The Halo units may come online at an especially crucial time, as aircraft operators have relied on a variety of products, methods, and equipment over the past year in efforts to sanitize, or at least appear to sanitize their aircraft before, during, and after flights—all in an effort to allay the fears of their customers during the Covid pandemic. Some of those products can have unexpected effects on cabin materials or even cause degradation over prolonged use McConnell noted.


“You don’t even know what the effect of all this [stuff] is,” he said. “All those chemicals that are being sprayed, they’re going to be in the air and that becomes an air particulate and it can absolutely be measured.” Other air contamination events can occur when cabin air becomes polluted with breakdown products from heated engine oil or hydraulic fluid, or even from de-gassing by lithium-ion batteries.


McConnell noted that the system must first be calibrated. “You have to first find a baseline of what a healthy cabin looks like," he explained. “That could either come from a new airplane or it can come from an airplane that has been sitting for a while, where there has been no introduction of airflow, recycled air, and humans.” Once that baseline is determined and cataloged, when a signature on an in-service aircraft matches a known contaminant, Halo’s smart sensor is triggered to measure any deviation from that baseline. In case of smoke, the device can not only detect it but can determine what that smoke consists of to help the crew determine whether the problem is a galley microwave food fire or something more serious.

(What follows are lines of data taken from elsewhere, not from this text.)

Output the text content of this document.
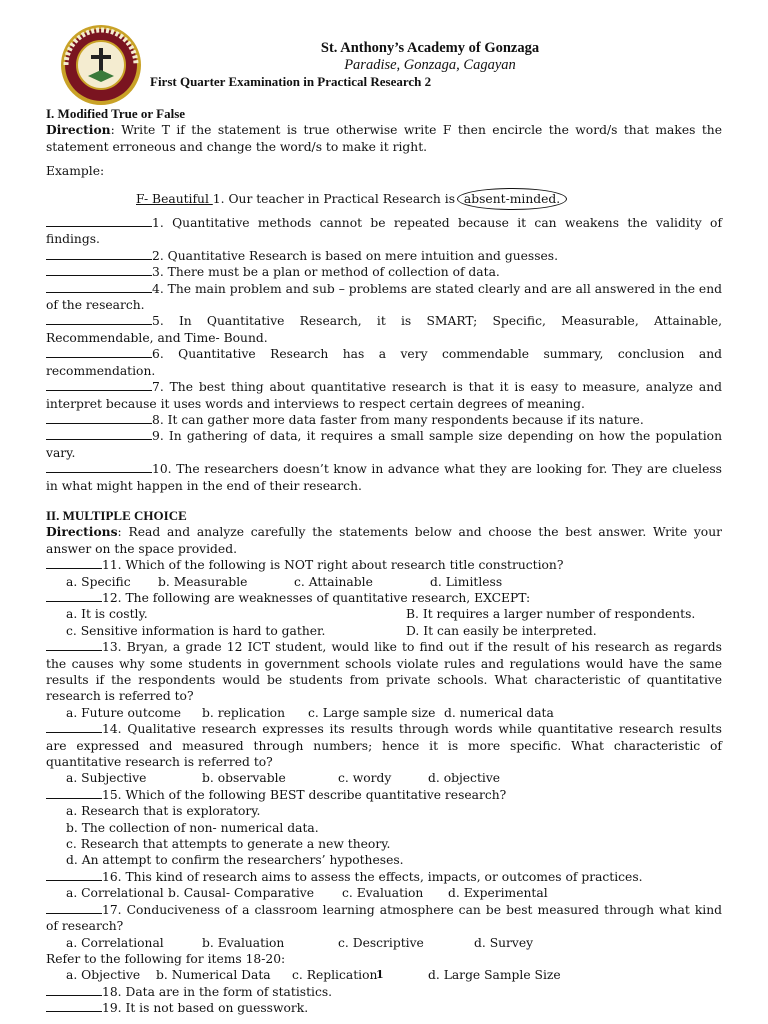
St. Anthony’s Academy of Gonzaga
Paradise, Gonzaga, Cagayan
First Quarter Examination in Practical Research 2

I. Modified True or False

Direction: Write T if the statement is true otherwise write F then encircle the word/s that makes the statement erroneous and change the word/s to make it right.

Example:

F- Beautiful 1. Our teacher in Practical Research is absent-minded.

1. Quantitative methods cannot be repeated because it can weakens the validity of findings.

2. Quantitative Research is based on mere intuition and guesses.

3. There must be a plan or method of collection of data.

4. The main problem and sub – problems are stated clearly and are all answered in the end of the research.

5. In Quantitative Research, it is SMART; Specific, Measurable, Attainable, Recommendable, and Time- Bound.

6. Quantitative Research has a very commendable summary, conclusion and recommendation.

7. The best thing about quantitative research is that it is easy to measure, analyze and interpret because it uses words and interviews to respect certain degrees of meaning.

8. It can gather more data faster from many respondents because if its nature.

9. In gathering of data, it requires a small sample size depending on how the population vary.

10. The researchers doesn’t know in advance what they are looking for. They are clueless in what might happen in the end of their research.

II. MULTIPLE CHOICE

Directions: Read and analyze carefully the statements below and choose the best answer. Write your answer on the space provided.

11. Which of the following is NOT right about research title construction?

a. Specific	b. Measurable	c. Attainable	d. Limitless

12. The following are weaknesses of quantitative research, EXCEPT:

a. It is costly.	B. It requires a larger number of respondents.

c. Sensitive information is hard to gather.	D. It can easily be interpreted.

13. Bryan, a grade 12 ICT student, would like to find out if the result of his research as regards the causes why some students in government schools violate rules and regulations would have the same results if the respondents would be students from private schools. What characteristic of quantitative research is referred to?

a. Future outcome	b. replication	c. Large sample size d. numerical data

14. Qualitative research expresses its results through words while quantitative research results are expressed and measured through numbers; hence it is more specific. What characteristic of quantitative research is referred to?

a. Subjective	b. observable	c. wordy	d. objective

15. Which of the following BEST describe quantitative research?

a. Research that is exploratory.

b. The collection of non- numerical data.

c. Research that attempts to generate a new theory.

d. An attempt to confirm the researchers’ hypotheses.

16. This kind of research aims to assess the effects, impacts, or outcomes of practices.

a. Correlational b. Causal- Comparative	c. Evaluation	d. Experimental

17. Conduciveness of a classroom learning atmosphere can be best measured through what kind of research?

a. Correlational	b. Evaluation	c. Descriptive	d. Survey

Refer to the following for items 18-20:

a. Objective	b. Numerical Data	c. Replication	d. Large Sample Size

18. Data are in the form of statistics.

19. It is not based on guesswork.

1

Ultimately, L2 intends for Halo to be fully integrated into the aircraft. “That is our intent, but some airlines are requesting that it not be,” said McConnell. “They want a portable unit that they can take on and off and put on other aircraft, and also a faster time to market.”


For the past several months, the company has been flight testing several units mounted in armored carry cases, secured in the cabin, and plugged into regular 115-VAC outlets. For larger commercial airliners, L2 is still working to determine the optimal number of sensor units required, but McConnell believes five would be recommended, starting with three in the cabin.


“What we’re investigating is putting one behind the pressure bulkhead in the outflow valve area to measure all the air coming out,” he said. The customer could then decide if they wish to place a unit in the cargo hold as well. “The way that we are initially designing the alerting is a simple light in the cockpit that says where that alert is coming from and then it's automatically streaming that data in very high fidelity to say what exactly one of these detection units is saying compared to what is normal in the baseline.”


“We’re initially targeting the Boeing and Airbus airframes due to the large numbers and the airlines' immediate challenge of recapturing trust in their customers,” McConnell said. “Our roadmap absolutely [includes] the large-cabin business jets from Gulfstream, Dassault, and Bombardier.”